Whenever I read or hear Henry Adams famous quote I immediately think about the outstanding, dedicated, and hardworking teachers that educated me at Avalon Elementary School and Middle Township High School. One of those educators was my AP American Government and Politics teacher at Middle Township High School: Mr. Bill Simmons.

I was saddened to learn of Mr. Simmons' passing late last week. I first met Mr. Simmons during my sophomore year at MTHS. He was the teacher in charge of my study hall in the afternoon. My senior year several of my friends and I decided to enroll in AP American Government and Politics, mods 5 and 6, instructed by Mr. Simmons.

Mr. Simmons' knowledge and enthusiasm of government and politics was quickly evident to all of the students in the class.
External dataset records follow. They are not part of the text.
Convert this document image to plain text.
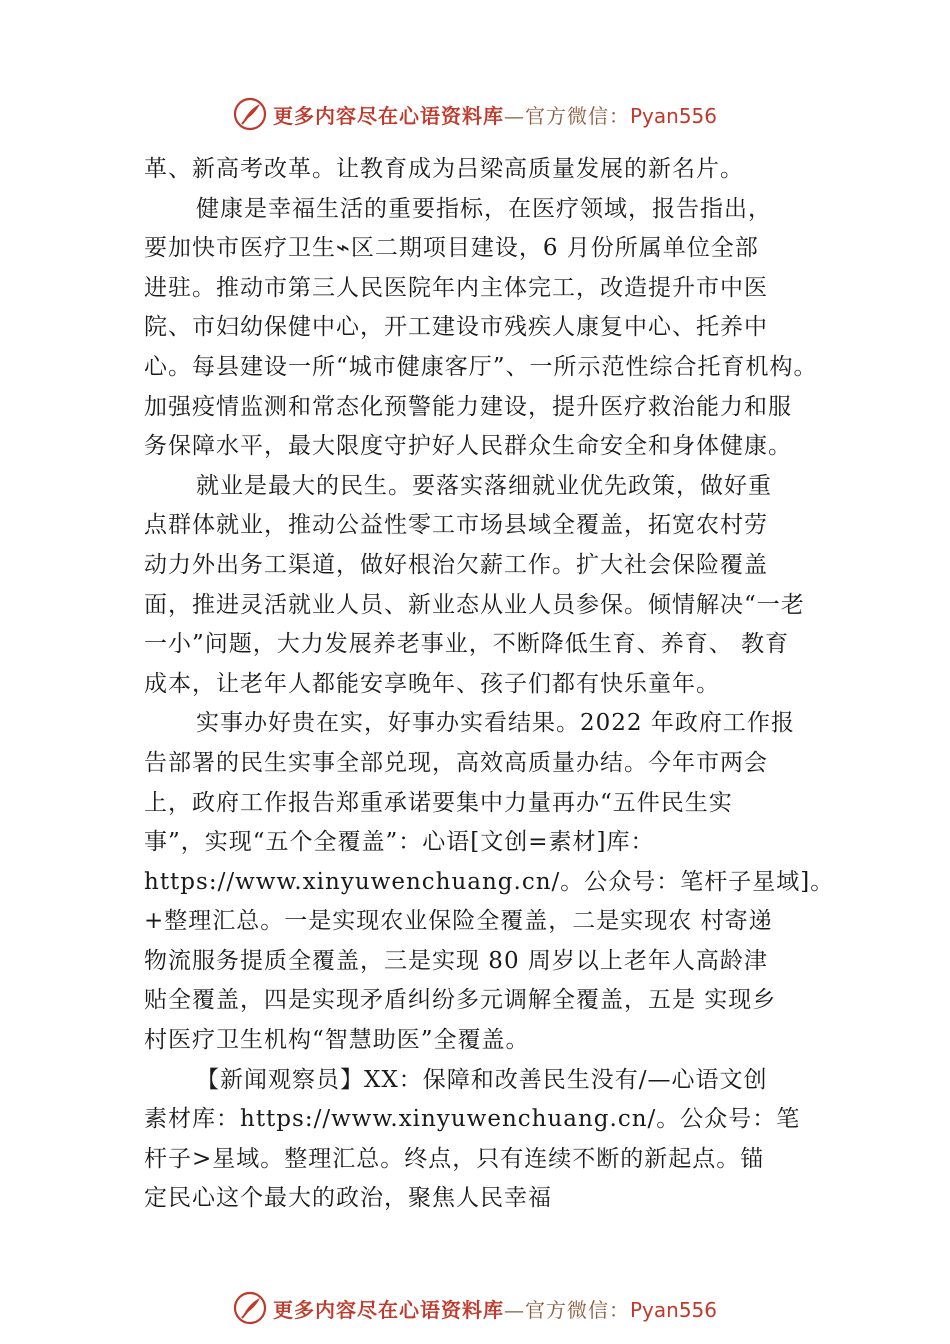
更多内容尽在心语资料库—官方微信：Pyan556
革、新高考改革。让教育成为吕梁高质量发展的新名片。
健康是幸福生活的重要指标，在医疗领域，报告指出，
要加快市医疗卫生⌁区二期项目建设，6 月份所属单位全部
进驻。推动市第三人民医院年内主体完工，改造提升市中医
院、市妇幼保健中心，开工建设市残疾人康复中心、托养中
心。每县建设一所“城市健康客厅”、一所示范性综合托育机构。
加强疫情监测和常态化预警能力建设，提升医疗救治能力和服
务保障水平，最大限度守护好人民群众生命安全和身体健康。
就业是最大的民生。要落实落细就业优先政策，做好重
点群体就业，推动公益性零工市场县域全覆盖，拓宽农村劳
动力外出务工渠道，做好根治欠薪工作。扩大社会保险覆盖
面，推进灵活就业人员、新业态从业人员参保。倾情解决“一老
一小”问题，大力发展养老事业，不断降低生育、养育、 教育
成本，让老年人都能安享晚年、孩子们都有快乐童年。
实事办好贵在实，好事办实看结果。2022 年政府工作报
告部署的民生实事全部兑现，高效高质量办结。今年市两会
上，政府工作报告郑重承诺要集中力量再办“五件民生实
事”，实现“五个全覆盖”：心语[文创=素材]库：
https://www.xinyuwenchuang.cn/。公众号：笔杆子星域]。
+整理汇总。一是实现农业保险全覆盖，二是实现农 村寄递
物流服务提质全覆盖，三是实现 80 周岁以上老年人高龄津
贴全覆盖，四是实现矛盾纠纷多元调解全覆盖，五是 实现乡
村医疗卫生机构“智慧助医”全覆盖。
【新闻观察员】XX：保障和改善民生没有/—心语文创
素材库：https://www.xinyuwenchuang.cn/。公众号：笔
杆子>星域。整理汇总。终点，只有连续不断的新起点。锚
定民心这个最大的政治，聚焦人民幸福
更多内容尽在心语资料库—官方微信：Pyan556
Whether it was analyzing United States Supreme Court decisions, writing position papers on potential vice-presidential nominees, or addressing the class about the merits of a flat or graduated tax system, Mr. Simmons had an uncanny ability to challenge a student to understand all sides of government policy and form opinions based on evidence and reason, as opposed to emotion or political sound bites.

Many of the lessons he taught could never be found on a lesson plan template. Compassion, understanding, tolerance, and justice were common themes in his teaching, regardless of the unit of study. Mr. Simmons certainly taught me the meaning of the phrase, “It's what you learn after you know it all that counts.”
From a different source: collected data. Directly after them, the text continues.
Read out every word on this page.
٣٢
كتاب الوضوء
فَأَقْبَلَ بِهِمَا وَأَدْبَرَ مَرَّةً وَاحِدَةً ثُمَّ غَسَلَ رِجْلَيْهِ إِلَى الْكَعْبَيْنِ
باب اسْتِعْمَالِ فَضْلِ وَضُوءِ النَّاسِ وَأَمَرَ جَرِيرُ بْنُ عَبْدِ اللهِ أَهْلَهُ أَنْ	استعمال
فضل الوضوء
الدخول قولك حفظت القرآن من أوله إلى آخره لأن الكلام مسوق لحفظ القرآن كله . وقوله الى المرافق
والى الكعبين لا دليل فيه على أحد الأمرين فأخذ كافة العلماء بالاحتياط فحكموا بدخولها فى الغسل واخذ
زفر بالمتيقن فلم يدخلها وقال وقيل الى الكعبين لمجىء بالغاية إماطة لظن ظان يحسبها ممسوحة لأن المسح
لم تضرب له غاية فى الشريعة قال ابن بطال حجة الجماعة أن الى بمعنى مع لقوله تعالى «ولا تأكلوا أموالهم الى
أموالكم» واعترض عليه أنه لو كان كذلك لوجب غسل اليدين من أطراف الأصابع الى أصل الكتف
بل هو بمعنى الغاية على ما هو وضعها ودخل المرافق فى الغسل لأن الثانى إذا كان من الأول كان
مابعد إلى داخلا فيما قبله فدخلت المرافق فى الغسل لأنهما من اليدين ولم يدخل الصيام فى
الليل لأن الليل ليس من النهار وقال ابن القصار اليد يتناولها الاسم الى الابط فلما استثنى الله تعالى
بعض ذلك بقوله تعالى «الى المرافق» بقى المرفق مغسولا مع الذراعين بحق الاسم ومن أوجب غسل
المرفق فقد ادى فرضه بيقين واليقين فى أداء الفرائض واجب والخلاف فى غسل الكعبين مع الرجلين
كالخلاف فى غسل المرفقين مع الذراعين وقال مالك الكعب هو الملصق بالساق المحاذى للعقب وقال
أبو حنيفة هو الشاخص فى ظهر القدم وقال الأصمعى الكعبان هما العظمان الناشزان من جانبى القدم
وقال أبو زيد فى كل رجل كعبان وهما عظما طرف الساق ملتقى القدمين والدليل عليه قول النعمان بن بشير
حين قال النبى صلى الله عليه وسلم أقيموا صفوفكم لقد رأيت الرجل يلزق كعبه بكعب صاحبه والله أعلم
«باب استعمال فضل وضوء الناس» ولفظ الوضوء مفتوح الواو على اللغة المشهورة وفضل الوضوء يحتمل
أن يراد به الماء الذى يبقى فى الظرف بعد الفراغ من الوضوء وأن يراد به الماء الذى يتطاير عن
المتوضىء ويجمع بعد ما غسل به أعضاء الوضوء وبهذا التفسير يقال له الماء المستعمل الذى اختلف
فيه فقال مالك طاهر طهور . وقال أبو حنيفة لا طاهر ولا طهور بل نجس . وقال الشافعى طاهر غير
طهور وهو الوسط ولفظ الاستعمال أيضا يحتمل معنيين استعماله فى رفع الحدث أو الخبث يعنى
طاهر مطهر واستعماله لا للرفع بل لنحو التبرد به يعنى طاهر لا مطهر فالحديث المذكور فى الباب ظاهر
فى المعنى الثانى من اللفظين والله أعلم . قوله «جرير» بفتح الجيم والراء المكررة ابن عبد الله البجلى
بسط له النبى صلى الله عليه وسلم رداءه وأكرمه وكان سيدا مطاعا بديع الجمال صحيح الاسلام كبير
On May 19, 2004, as a year end trip, Mr. Simmons took our class to Philadelphia to see the National Constitution Center, Independence Hall, 30th Street Station, and other historical sights around the city. I will be forever grateful for this trip because we used SEPTA all day to get around the city. That first experience using SEPTA and navigating the city proved invaluable to me when I began my first teaching job in the Philadelphia School District.

It was educators like Mr. Simmons who influenced me to enter the profession of teaching. He was a good and decent man who cared very much about his life's work. He truly has affected eternity.

Erich Wolf



Editor’s note: a memorial service is planned for Mr. Simmons at Radzieta Funeral Home, 9 Hand Ave. in Cape May Court House, Friday, March 30 starting at 6 p.m.